Wild ups and downs from Hope to Hopelessness as I struggle to keep one of my dogs healthy and alive. These dogs are my life and my family, the only constant in my life and companions I hold closest to my heart. I know people should be among those that I hold closest and dearest but that isn’t the case, if I am being honest.
stomach digestive problems have plagued my dog through out her life sporadically. Now it is a day by day, hour by hour struggle. Suddenly, everything she eats ( and I mean Everything ) is causing her pain, the runs and wiping her out as it takes its toll on her. Each visit to the vet is $50 just to walk in the door. I have been there 5 times in the last two weeks. I now have an IV bag of fluids that I had to learn to administer to her, pain medications and antacids.
When she is struggling I contemplate having to put her to sleep and despair takes hold. When she perks up and is able to eat a little something with no adverse effects, joy and happiness engulf me. I think, “how could I contemplate putting her to sleep, she is so happy and loving and full of life. Then, things turn and the downward spiral happens. She will have the runs, show me signs she is in pain and not doing well and fear, anxiety and hopelessness returns. This can happen in a day or a few hours.

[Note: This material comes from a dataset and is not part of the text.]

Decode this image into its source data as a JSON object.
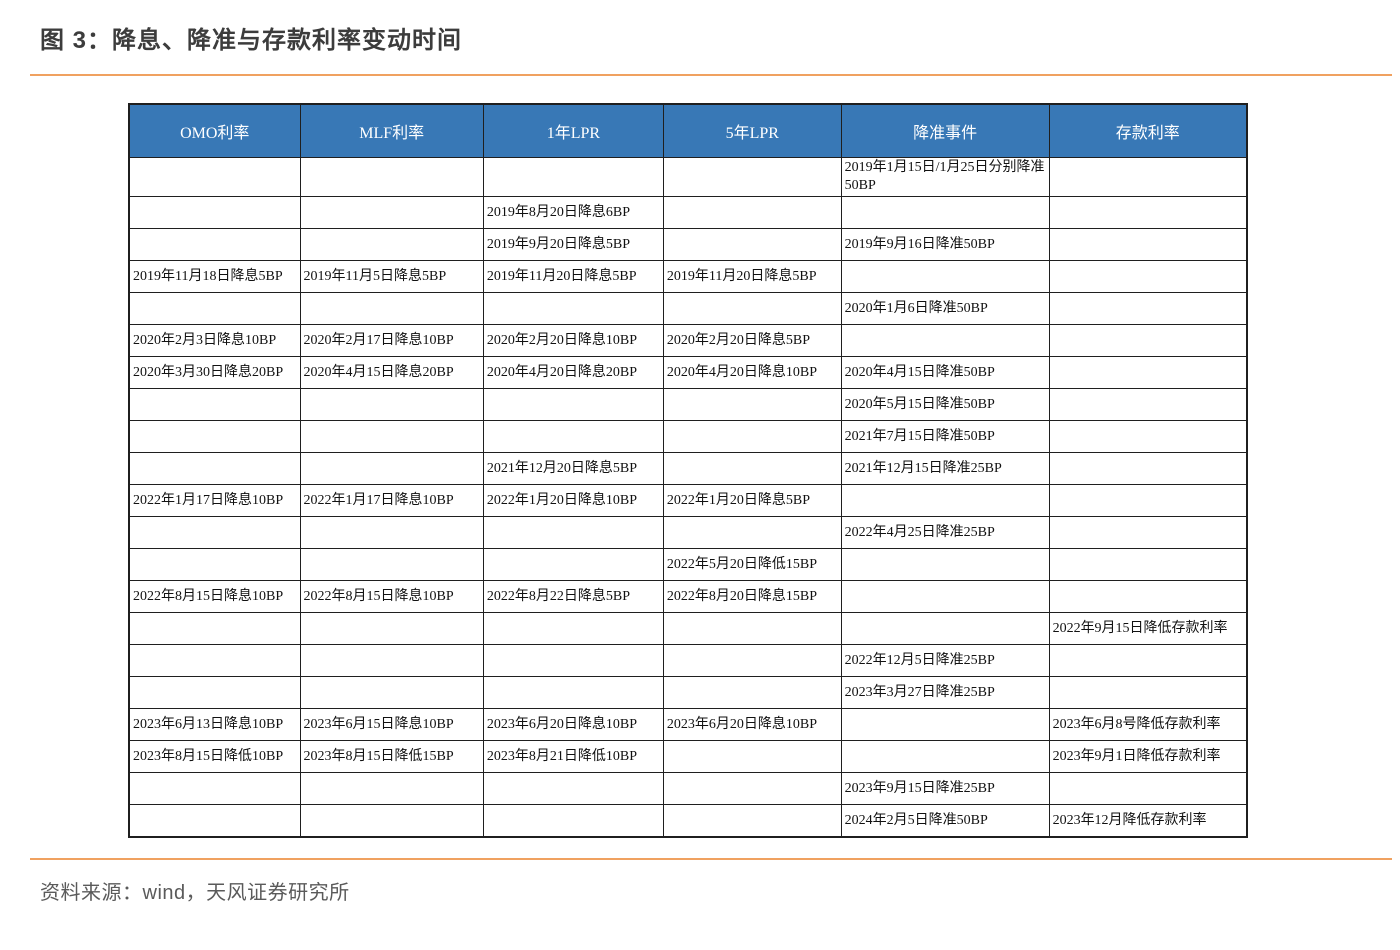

Only thing she seems to be able to consume with minimal problems is chicken. Eventually, I keep trying to add a little rice. We had a day and a half of no problems so I added as a night-time snack a teensy bit of low-fat cottage cheese (approx. 7 curds). Next morning we were back to the nightmare of her struggles.
It hurts me to administer the fluids, I have to insert a needle into her skin. The pain meds need to be put down her throat, she won’t eat a thing.
One day hopeful, the next depressed. It’s taking a toll on me, a Big Toll. I feel exhausted all the time, emotionally wiped out and physically drained. Much trepidation as we face another day.